SRF: a framework for the study of classifier behavior under training set mislabeling noise

  • Authors:
  • Katsiaryna Mirylenka;George Giannakopoulos;Themis Palpanas

  • Affiliations:
  • University of Trento, Italy;Institute of Informatics and Telecommunications of NCSR Demokritos, Greece;University of Trento, Italy

  • Venue:
  • PAKDD'12 Proceedings of the 16th Pacific-Asia conference on Advances in Knowledge Discovery and Data Mining - Volume Part I
  • Year:
  • 2012

Quantified Score

Hi-index 0.00

Visualization

Abstract

Machine learning algorithms perform differently in settings with varying levels of training set mislabeling noise.
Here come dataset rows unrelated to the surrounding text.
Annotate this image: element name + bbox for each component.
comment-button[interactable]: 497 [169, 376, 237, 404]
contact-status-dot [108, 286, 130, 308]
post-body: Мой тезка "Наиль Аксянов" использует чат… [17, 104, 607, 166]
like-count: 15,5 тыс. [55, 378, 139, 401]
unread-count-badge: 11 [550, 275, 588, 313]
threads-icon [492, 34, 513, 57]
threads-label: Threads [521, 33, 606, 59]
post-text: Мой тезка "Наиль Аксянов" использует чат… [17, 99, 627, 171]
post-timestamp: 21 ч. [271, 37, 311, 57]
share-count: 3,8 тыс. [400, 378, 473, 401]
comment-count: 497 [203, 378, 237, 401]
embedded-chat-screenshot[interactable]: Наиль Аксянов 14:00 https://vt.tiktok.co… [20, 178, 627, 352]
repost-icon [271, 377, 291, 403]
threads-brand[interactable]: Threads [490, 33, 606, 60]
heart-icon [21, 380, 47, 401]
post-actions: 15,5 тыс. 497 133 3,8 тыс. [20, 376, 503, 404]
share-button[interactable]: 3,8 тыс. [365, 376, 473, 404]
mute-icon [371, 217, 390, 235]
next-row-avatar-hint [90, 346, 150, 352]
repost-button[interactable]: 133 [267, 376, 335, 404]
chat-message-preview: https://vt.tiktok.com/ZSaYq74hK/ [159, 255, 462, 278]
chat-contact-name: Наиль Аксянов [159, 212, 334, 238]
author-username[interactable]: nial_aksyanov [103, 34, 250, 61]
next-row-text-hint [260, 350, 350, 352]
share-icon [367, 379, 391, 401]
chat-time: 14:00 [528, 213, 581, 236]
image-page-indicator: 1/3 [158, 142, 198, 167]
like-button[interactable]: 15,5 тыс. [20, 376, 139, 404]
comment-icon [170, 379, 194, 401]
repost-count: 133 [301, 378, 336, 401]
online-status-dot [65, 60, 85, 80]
Therefore, the choice of a good algorithm for a particular learning problem is crucial. In this paper, we introduce the "Sigmoid Rule" Framework focusing on the description of classifier behavior in noisy settings. The framework uses an existing model of the expected performance of learning algorithms as a sigmoid function of the signal-to-noise ratio in the training instances. We study the parameters of the above sigmoid function using five different classifiers, namely, Naive Bayes, kNN, SVM, a decision tree classifier, and a rule-based classifier. Our study leads to the definition of intuitive criteria based on the sigmoid parameters that can be used to compare the behavior of learning algorithms in the presence of varying levels of noise. Furthermore, we show that there exists a connection between these parameters and the characteristics of the underlying dataset, hinting at how the inherent properties of a dataset affect learning. The framework is applicable to concept drift scenaria, including modeling user behavior over time, and mining of noisy data series, as in sensor networks.